Recently Alex Brown of the ISO made a blog post regarding a test he ran on a Word 2007 DOCX (OOXML) file on the final standard of OOXML that was ratified by the ISO. Suddenly, the infamous Groklaw took up the results, mangled it out of proportion and came up with a sensational verdict of "Office 2007 itself fails the OOXML standard with 122,000 errors". Other news sites quickly picked this up and started reporting the same. I too was quite surprised with this result till I went over to the actual blog post and read through it myself, instead of trusting what Groklaw had reported. Let's analyze what's been said.
Very clearly, Alex states that:
The STRICT conformance model is quite a bit different from Ecma 376, essentially because most of that format's most notorious features (non ISO dates, compatibility settings like autospacewotnot, VML, etc.) have been removed. Thus the expectation is that existing Office 2007 documents might be some distance away from being valid according to the strict schemas [My emphasis --Vinod]
This basically means that since the format's specification has changed (due to the changes requested by many countries in the first round of voting after it was submitted), it can be expected that these changes wouldn't have gotten implemented yet. It's obvious if you think about it. Microsoft submitted the original specification for its OOXML format to the ISO. When countries decided that the specification requires a large number of changes, Microsoft went back, worked hard and incorporated those changes into the specification. Obviously they didn't spend time and effort in making those changes into the product itself before the specification was accepted - since for all they knew it might get rejected again or more changes could have been asked for.

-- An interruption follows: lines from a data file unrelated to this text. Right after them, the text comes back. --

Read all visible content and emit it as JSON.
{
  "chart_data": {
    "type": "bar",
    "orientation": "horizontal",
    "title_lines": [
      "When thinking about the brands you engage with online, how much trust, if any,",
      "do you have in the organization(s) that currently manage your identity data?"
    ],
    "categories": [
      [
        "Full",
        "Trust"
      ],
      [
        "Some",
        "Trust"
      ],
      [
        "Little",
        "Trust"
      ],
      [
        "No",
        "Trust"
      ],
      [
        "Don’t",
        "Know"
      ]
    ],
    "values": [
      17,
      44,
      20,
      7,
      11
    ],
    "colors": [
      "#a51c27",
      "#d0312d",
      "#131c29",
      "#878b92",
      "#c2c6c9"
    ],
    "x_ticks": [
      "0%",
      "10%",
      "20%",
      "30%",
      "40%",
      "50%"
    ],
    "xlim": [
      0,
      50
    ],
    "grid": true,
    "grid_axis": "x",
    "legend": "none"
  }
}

So when there are 122K errors on the STRICT conformance model, it is to be expected - as Alex Brown very clearly states above. Somehow people tend to skip over that part for their own convenience. The really great part comes a little further down:
TRANSITIONAL conformance model is quite a bit closer to the original Ecma 376. Countries at the BRM (rather more than Ecma, as it happened) were very keen to keep compatibilty with Ecma 376 and to preserve XML structures at which legacy Office features could be targetted. The expectation is therefore that an MS Office 2007 document should be pretty close to valid according to the TRANSITIONAL schema.
Sure enough (again) the result is as expected: relatively few messages (84) are emitted and they are all of the same type ... [My emphasis again --Vinod]
Reading this lets you know that a different conformance model also exists for working on a transitional format which contains a super set of stuff that the STRICT has and Office 2007 is expected to be compatible with it. And surprise, surprise, it sure is. There were 84 warnings that were generated on the same document using the TRANSITIONAL model - and they were all for an element
which according to the specification should have been using "true" instead of "on" (and "false" instead of "off"). That's it - a simple little thing to fix isn't it? Now that the OOXML spec is becoming a standard, MS can go ahead and make the changes in the product to make it conform to the standard and apply it in any major Office 2007 update as well as in the next version of Office. And this is what the entire hullabaloo was about.
Basically I think it is time that news sites read the original source of any "news" and make interpretations themselves, rather than rely on obviously biased reports from sites like Groklaw or Slashdot. Anti-OOXML fanatics also need to get their act together and when they make a claim, substantiate it with actual facts rather than spewing fire and brimstone over nothing. You can also read a much more detailed analysis of this over at Doug Mahugh's blog and discuss it different forums.